12 июля К. М. Аксёнов дал мне 145 экз. “Треуг<ольника>“. Уплатил ему 3 р., продать же могу (если же себе оставлю 15 экз.) на 36 р. Но продать трудно, п<отому> что мелочи нет и ходить по пивным бесполезно.

Все последние дни были заняты 16<-м> съездом большевиков. Грузинский дьяволодурак ещё раз поставил на колени Рыкова и Томского и мимоходом давнул Крупскую. Молчал только Бухарин, но возможно, что на вчерашнем заключ<ительном> заседании и он растянулся на брюхе перед “дивной жопой Кавказа”. Эти “\правые”, конечно, тоже сволочи, но они всё-таки понимают то, что надо же населению хоть что-нибудь жрать. Сталин же и его подручные обрекли на голодную смерть десятки миллионов людей и не поперхнулись. Им бы только самим лопать до отвала, распутничать (Калинин) и властвовать над всеми и всеми помыкать. Умерли за это время Конан-Дойль и П. Сергеенко. Конан-Дойлем я увлекался ещё в гимназические годы, да и позже; помню с каким увлечением читал его “Знак 4-х” в 1904 г. в Вильне на вокзале.

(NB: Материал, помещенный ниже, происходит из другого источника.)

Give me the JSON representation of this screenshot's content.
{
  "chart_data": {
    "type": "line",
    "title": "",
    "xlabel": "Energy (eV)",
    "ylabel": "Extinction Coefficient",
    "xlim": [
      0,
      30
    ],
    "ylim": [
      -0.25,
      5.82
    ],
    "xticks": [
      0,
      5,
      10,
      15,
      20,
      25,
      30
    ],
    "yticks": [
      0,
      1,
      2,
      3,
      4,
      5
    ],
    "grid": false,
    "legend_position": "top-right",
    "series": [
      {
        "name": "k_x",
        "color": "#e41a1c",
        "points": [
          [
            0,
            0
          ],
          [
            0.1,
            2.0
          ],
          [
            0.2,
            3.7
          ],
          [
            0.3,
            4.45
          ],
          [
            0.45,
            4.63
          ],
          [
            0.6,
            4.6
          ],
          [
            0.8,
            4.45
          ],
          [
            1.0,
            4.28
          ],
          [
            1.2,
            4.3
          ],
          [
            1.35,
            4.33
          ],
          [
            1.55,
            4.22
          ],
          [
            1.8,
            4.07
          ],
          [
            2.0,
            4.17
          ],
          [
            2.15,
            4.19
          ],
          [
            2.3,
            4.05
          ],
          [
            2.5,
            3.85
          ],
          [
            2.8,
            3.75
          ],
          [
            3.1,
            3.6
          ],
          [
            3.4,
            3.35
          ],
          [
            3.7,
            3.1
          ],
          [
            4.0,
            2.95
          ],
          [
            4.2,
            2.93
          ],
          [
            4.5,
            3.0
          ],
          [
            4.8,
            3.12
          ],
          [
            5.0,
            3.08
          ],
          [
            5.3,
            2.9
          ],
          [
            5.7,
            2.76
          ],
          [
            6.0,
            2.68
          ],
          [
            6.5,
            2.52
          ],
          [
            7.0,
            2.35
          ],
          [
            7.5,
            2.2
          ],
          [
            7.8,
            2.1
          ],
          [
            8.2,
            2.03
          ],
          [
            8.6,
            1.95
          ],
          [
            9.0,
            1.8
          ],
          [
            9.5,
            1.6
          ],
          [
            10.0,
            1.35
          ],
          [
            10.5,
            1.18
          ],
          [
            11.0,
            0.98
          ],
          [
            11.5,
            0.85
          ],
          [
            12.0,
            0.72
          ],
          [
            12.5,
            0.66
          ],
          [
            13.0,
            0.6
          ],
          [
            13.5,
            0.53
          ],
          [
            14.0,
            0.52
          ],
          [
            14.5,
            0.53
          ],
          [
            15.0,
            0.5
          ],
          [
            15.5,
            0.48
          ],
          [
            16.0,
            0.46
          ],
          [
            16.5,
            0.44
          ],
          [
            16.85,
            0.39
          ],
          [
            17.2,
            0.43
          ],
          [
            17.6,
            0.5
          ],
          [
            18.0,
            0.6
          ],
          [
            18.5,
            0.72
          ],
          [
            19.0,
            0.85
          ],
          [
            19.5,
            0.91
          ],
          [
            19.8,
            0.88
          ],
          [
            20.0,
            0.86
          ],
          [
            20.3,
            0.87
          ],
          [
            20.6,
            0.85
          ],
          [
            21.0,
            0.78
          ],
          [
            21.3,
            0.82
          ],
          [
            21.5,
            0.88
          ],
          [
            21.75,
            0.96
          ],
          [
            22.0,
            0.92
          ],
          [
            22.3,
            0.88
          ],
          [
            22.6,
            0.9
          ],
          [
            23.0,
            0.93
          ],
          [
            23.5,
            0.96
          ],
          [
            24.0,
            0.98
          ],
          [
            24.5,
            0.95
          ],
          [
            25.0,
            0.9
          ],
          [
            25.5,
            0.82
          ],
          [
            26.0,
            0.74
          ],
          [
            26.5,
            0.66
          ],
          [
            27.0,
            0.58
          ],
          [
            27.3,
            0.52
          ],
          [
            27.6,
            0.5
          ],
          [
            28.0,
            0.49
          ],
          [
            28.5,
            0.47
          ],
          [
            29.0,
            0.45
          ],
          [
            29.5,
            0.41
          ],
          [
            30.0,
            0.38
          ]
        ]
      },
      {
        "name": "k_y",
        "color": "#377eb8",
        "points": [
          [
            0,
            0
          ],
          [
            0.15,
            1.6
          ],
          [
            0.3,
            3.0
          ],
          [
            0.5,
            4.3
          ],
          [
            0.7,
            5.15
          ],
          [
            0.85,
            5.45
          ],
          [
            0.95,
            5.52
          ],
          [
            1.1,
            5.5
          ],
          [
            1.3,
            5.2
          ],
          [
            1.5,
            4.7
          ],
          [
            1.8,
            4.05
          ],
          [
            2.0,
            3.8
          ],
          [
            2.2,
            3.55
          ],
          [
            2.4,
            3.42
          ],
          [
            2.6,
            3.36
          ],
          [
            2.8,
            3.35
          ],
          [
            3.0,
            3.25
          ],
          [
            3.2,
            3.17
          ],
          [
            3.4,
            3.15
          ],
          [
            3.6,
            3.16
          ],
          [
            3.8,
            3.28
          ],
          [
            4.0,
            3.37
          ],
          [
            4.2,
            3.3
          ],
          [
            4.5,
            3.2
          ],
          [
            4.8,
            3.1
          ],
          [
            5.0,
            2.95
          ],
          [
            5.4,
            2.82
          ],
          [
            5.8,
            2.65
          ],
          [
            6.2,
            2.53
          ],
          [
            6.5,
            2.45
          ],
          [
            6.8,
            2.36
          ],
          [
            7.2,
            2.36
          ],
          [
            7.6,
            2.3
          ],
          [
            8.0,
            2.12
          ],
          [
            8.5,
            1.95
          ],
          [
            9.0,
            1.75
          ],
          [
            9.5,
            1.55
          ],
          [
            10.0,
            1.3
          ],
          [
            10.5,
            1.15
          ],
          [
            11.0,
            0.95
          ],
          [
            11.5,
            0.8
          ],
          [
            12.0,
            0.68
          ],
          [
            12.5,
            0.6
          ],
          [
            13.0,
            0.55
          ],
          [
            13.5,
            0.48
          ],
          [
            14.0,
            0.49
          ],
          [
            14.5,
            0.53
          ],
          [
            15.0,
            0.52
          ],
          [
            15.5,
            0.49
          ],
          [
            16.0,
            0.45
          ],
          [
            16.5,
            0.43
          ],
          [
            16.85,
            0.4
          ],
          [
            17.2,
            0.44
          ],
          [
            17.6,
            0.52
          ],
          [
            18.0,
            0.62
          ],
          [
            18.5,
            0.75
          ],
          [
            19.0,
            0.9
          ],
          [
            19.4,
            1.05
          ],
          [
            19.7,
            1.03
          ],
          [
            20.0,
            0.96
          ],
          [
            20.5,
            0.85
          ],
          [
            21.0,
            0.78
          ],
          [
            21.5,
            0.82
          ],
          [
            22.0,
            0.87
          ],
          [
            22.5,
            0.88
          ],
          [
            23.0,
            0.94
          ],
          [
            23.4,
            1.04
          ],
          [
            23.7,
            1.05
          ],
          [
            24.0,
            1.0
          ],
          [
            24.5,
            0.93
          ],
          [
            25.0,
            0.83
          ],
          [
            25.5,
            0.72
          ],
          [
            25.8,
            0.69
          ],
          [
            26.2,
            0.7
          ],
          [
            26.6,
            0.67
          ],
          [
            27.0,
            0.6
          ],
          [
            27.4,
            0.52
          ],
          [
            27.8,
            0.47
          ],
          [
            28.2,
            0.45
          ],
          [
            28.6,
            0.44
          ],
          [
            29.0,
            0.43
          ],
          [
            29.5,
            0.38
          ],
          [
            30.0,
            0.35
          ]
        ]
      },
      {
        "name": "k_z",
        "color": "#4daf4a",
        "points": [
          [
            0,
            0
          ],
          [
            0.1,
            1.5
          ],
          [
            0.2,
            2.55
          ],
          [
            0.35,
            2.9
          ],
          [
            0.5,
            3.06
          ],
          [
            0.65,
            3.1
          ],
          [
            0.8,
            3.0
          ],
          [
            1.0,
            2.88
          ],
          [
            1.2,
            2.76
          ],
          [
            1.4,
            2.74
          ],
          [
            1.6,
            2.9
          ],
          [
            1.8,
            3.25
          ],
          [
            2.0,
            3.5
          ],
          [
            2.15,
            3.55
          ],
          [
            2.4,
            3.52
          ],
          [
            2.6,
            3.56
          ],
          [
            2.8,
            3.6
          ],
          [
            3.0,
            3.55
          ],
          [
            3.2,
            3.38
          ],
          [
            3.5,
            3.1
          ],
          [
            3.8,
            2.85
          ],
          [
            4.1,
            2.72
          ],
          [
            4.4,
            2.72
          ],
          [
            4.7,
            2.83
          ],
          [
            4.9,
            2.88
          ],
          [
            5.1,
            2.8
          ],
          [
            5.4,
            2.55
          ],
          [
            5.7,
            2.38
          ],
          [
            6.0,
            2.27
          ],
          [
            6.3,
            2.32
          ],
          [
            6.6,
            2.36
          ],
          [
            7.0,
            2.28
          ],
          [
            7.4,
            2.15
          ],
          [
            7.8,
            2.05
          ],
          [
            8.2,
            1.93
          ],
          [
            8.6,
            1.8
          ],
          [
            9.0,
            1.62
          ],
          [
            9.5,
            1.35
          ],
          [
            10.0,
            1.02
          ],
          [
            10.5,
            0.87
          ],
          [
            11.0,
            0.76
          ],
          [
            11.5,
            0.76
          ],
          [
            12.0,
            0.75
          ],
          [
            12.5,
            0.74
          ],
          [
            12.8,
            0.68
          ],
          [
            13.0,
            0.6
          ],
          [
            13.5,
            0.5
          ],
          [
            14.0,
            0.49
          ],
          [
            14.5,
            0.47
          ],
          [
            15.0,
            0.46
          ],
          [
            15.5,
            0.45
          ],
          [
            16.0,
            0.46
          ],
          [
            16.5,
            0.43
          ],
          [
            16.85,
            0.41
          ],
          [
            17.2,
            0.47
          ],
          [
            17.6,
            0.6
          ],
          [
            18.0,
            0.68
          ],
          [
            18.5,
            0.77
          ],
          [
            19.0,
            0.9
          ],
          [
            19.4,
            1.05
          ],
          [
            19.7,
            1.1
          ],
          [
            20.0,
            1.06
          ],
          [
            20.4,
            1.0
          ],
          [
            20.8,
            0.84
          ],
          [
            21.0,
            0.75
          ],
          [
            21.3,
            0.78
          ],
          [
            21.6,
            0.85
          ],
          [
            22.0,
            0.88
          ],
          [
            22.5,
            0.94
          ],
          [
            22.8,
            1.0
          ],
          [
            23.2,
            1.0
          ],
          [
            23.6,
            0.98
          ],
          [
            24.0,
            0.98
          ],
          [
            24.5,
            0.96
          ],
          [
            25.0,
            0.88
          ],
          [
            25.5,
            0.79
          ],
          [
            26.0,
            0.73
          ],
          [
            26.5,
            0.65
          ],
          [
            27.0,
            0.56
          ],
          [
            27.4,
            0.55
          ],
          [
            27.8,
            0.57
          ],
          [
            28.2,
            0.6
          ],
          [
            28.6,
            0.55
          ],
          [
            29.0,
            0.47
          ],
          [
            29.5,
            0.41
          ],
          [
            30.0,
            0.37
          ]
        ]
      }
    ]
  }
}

Книжку Сергеенко о Л. Толстом я прочитал тоже мальчишкой – в 1899 г., когда вышло её 1-oe издание. <…>

Сегодня болит голова и пугает предстоящий день отсутствием у публики “мелочи”. Да и, кроме того, по-видимому начинают забирать нищих и отправлять их в “трудовые колонии”, т. е. в могилы для живых.


«24 июля <1930>.

14-го вечером к жене пришла старуха, которая в 1923 г. сватала её за Кузнецова. Я устроил скандал и опять начал пьянствовать. 17-го июля в день поминок дедушки Макс<има> Ал<ександровича> – я привёл из пивной каких-то незнакомцев, – мужчину и женщину. К этому почему-то придрался жилец Иванов, незнакомца отправил в милицию, а на меня подали жалобу в жактовский суд, что грозит мне, конечно, большими неприятностями, а, б<ыть> м<ожет>, и выселением. – В городе голодовка и эпидемия брюшного тифа. Устал я до крайности».

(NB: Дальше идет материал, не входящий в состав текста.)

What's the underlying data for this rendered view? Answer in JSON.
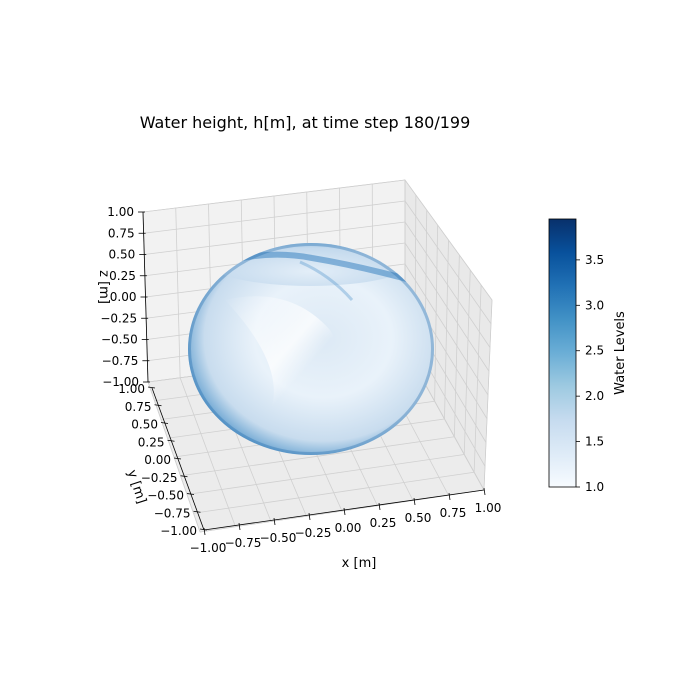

Согласимся, что это писало не потерявшее «человеческий облик» существо, не конченый похабник и подонок Одинокий из романа «Остромов…» Некто более глубокий и всё-таки цепляющийся за цивилизованную жизнь человек, и в то же время смело судящий о политической и общественной жизни… Конечно, Тиняков наверняка терял человеческий облик, похабничал, но периодами, как немалая часть запойно пьющих.

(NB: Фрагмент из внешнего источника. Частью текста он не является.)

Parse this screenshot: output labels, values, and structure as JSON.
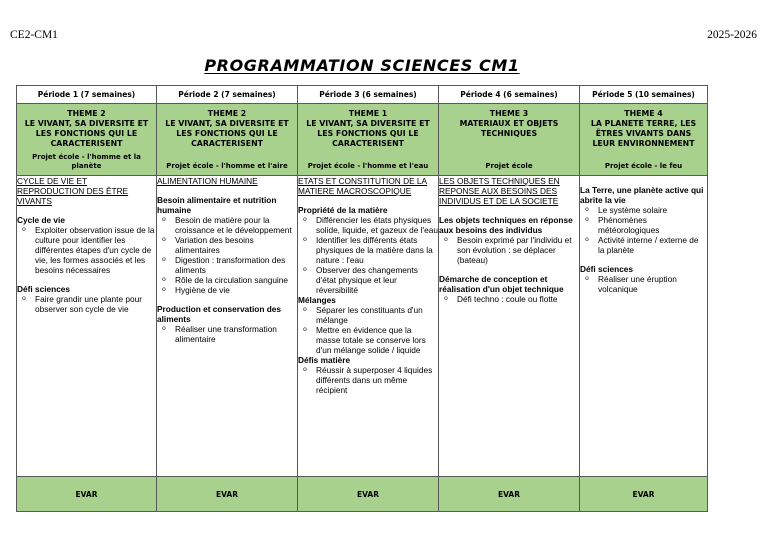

Кроме дневника Тиняков сочинял в то время и стихи. Сегодня известно два, остальные же или пока не разысканы, или погибли (по словам самого Тинякова, он писал в годы своего нищенствования регулярно). Эти уцелевшие произведения находятся в следственном деле поэта, являясь, как и дневник, вещественными доказательствами. Потому, видимо, и уцелели.